Masters Theses

Date of Award

8-1983

Degree Type

Thesis

Degree Name

Master of Science

Major Professor

Gene McCutchen

Committee Members

Richard Croskey, Lorayne Lester

Abstract

The intent of this paper was to explore the commonalities between dance, poetry, and music in the expression of the human experience and to show how the interplay of these arts produced its choreographic counterpart, a four-part jazz-ballet entitled Bittersweet. Together, the dance and this accompanying discussion constituted the thesis project.

Bittersweet was premiered March 11, 1982, at the Clarence Brown Theatre at The University of Tennessee, Knoxville. Composed of four sections, the work involved a cast of sixteen dancers, eight male and eight female, and was approximately 15 minutes in length. The motivation behind the work was to amplify the spectrum of life experience: the ebb and flow of human success and failure, optimism and pessimism, hope and despair, joy and pain, undying spirit and capacity for endurance--his faith in the promise It focused upon mankind's of a new day.

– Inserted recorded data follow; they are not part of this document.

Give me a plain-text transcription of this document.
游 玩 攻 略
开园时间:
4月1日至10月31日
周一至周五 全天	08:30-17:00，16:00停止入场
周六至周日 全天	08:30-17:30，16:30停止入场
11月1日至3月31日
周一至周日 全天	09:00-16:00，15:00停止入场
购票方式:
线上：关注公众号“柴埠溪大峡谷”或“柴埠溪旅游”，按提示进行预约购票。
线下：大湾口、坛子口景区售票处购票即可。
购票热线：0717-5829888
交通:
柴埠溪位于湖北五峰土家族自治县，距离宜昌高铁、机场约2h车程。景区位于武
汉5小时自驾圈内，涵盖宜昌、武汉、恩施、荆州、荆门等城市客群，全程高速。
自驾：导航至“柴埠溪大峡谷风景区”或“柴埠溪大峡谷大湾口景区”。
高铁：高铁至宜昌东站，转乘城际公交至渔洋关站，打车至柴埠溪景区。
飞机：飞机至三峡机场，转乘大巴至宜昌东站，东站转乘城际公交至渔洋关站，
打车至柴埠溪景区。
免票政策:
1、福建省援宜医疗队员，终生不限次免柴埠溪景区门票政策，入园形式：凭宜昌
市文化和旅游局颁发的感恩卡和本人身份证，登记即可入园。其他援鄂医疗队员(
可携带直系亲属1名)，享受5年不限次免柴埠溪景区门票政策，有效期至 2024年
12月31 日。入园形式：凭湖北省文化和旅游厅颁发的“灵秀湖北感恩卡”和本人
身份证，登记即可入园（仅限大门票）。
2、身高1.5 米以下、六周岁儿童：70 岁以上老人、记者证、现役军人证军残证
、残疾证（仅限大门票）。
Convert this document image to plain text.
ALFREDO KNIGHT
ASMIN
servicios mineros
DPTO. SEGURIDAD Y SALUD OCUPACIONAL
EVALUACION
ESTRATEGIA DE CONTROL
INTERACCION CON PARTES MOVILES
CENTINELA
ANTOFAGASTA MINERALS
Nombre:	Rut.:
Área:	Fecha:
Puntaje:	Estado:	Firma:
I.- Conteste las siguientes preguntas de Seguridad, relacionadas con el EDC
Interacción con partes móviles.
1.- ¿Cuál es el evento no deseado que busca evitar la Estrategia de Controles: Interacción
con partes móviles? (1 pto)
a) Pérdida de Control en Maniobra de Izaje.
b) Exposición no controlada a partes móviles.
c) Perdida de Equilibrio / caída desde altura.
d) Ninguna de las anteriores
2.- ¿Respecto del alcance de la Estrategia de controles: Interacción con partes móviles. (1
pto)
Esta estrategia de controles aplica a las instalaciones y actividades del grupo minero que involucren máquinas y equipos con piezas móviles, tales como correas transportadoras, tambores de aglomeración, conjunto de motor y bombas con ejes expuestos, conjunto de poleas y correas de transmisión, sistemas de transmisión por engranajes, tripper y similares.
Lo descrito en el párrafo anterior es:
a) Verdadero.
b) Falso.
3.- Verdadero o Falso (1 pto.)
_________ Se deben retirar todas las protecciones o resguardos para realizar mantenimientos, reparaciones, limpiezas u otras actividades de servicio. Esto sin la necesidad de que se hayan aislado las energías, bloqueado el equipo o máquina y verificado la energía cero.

These universal life experiences--these themes--may be found in a vast myriad of creative idioms; truly, this expression of the human condition may well be the common denominator of all art. Because of its highly subjective and ethereal nature, the art of dance has been related to the art of poetic expression. It is of further note that a large body of poetry exists which is rich in dance imagery, whose authors employ the use of dance images, in particular, to communicate their unique philosophies on life.

Another of the many modes of self-expression and communication is music. Music, and especially song, has long afforded mankind with a natural opportunity for release, and has provided, as well, inspiration for some poets, who have experimented with its structural and rhythmical implications on their poetry, Inasmuch as songwriters may view their labor as poetic art, the apparent intimacy of the arts with the polarities and dualities of daily existence is widely evident as thematic links among them. Thus, the obvious interplay of poetry and music—and the manner in which each relates to the dance--was explored, as well as the direct bearing of both upon the thesis work, Bittersweet.